FOX 5 asked the University System of Georgia how this will impact college admissions in the state.

They responded with a statement:

"At all 26 University System of Georgia institutions, race or ethnicity is not a determining factor in admissions. USG follows the law with regards to the admission of students."

However, Harris, Hitchcock and other GSU students say they’re skeptical about that answer.

Harris worries it will even discourage first generation minority students from even applying.

"I just think it’s just going to give them another reason to not even consider it…knowing that the system is trying to prevent them from going further into their education," Harris said.

FILE - People rally in support of affirmative action in college admissions as arguments start on the cases at the Supreme Court on Capitol Hill on Oct. 31, 2022, in Washington, DC. (Photo by Jabin Botsford/The Washington Post via Getty Images)

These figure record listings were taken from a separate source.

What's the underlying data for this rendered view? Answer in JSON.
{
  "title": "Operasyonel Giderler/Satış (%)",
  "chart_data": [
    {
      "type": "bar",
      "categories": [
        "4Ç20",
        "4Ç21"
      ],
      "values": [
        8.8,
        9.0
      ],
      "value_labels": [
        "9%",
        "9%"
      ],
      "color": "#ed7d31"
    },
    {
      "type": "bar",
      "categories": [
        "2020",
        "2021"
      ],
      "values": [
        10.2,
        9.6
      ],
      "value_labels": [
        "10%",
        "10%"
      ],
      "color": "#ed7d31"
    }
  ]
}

FILE - People rally in support of affirmative action in college admissions as arguments start on the cases at the Supreme Court on Capitol Hill on Oct. 31, 2022, in Washington, DC. (Photo by Jabin Botsford/The Washington Post via Getty Images)

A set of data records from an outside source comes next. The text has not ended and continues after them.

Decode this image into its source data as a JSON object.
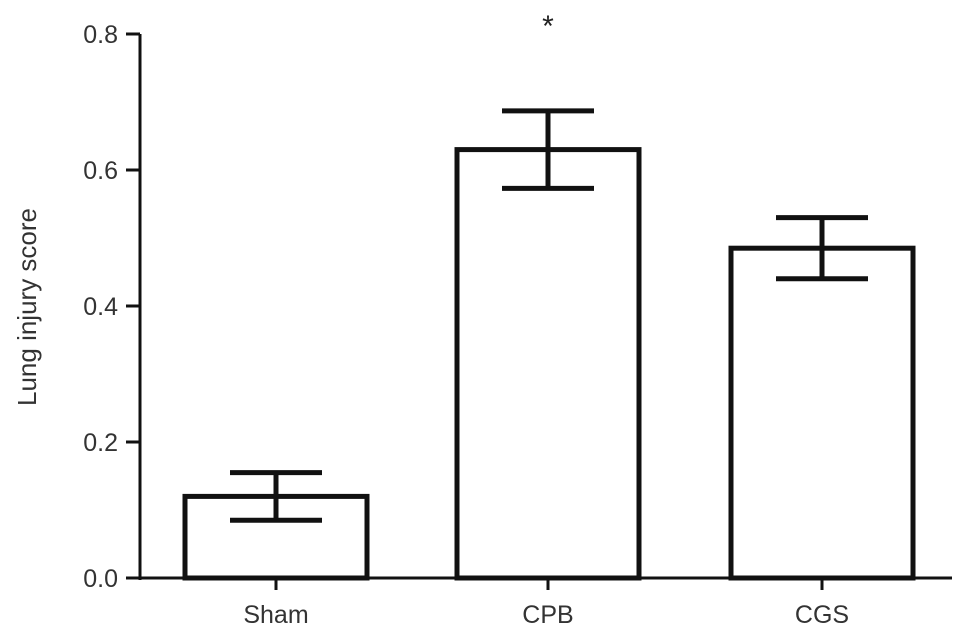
{
  "chart_data": {
    "type": "bar",
    "title": "",
    "xlabel": "",
    "ylabel": "Lung injury score",
    "ylim": [
      0,
      0.8
    ],
    "yticks": [
      "0.0",
      "0.2",
      "0.4",
      "0.6",
      "0.8"
    ],
    "categories": [
      "Sham",
      "CPB",
      "CGS"
    ],
    "values": [
      0.12,
      0.63,
      0.485
    ],
    "error": [
      0.035,
      0.057,
      0.045
    ],
    "annotations": [
      {
        "category": "CPB",
        "text": "*"
      }
    ],
    "grid": false,
    "legend": "none",
    "colors": {
      "bar_fill": "#ffffff",
      "bar_stroke": "#111111",
      "axis": "#111111"
    }
  }
}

Here are some of the other reactions from people within the state of Georgia. 

Mayor Andre Dickens issued the following statement on the U.S. Supreme Court’s ruling on affirmative action.

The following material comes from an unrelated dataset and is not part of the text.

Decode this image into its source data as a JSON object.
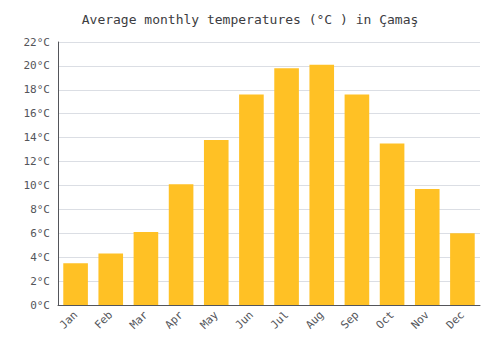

"Today’s decision by the U.S. Supreme Court to end affirmative action programs at colleges and universities will have disastrous effects on families of color who are already grappling with upward economic mobility.

"Plainly put, they got it wrong and I am gravely concerned on what this means for a diverse workforce like ours in the city of Atlanta.

"A quality education is a powerful tool, and my Administration will continue to do its part to ensure every child in Atlanta has the support from their village needed to thrive—regardless of who they are. "

Congressman Hank Johnson (GA-04), Ranking Member of the House Judiciary Subcommittee on Courts, Intellectual Property, and the Internet, issued the following statement after the ultra-conservative supermajority on the Supreme Court threw out race-conscious admissions at universities across the country, eliminating decades of precedent.

 "Justice ‘Harlan Crow’ Thomas and five other MAGAs have just slammed the college doors on Black and Brown folks after declaring that we now live in a color-blind country. This judicial activism must be met with passage of my legislation to expand SCOTUS. This decision can lead to the demise of HBCUs. We cannot let that happen. Supreme Court Reform Now!"

Martin Luther King Jr.'s youngest daughter, Bernice King, reacted on Twitter:

"We should not need #AffirmativeAction. But we do. Because racism, particularly anti-Black racism, persists in our systems, policies, and institutions. Until we change that, decision-makers must be made to make equitable decisions. The #SupremeCourt ruling prevents that mandate."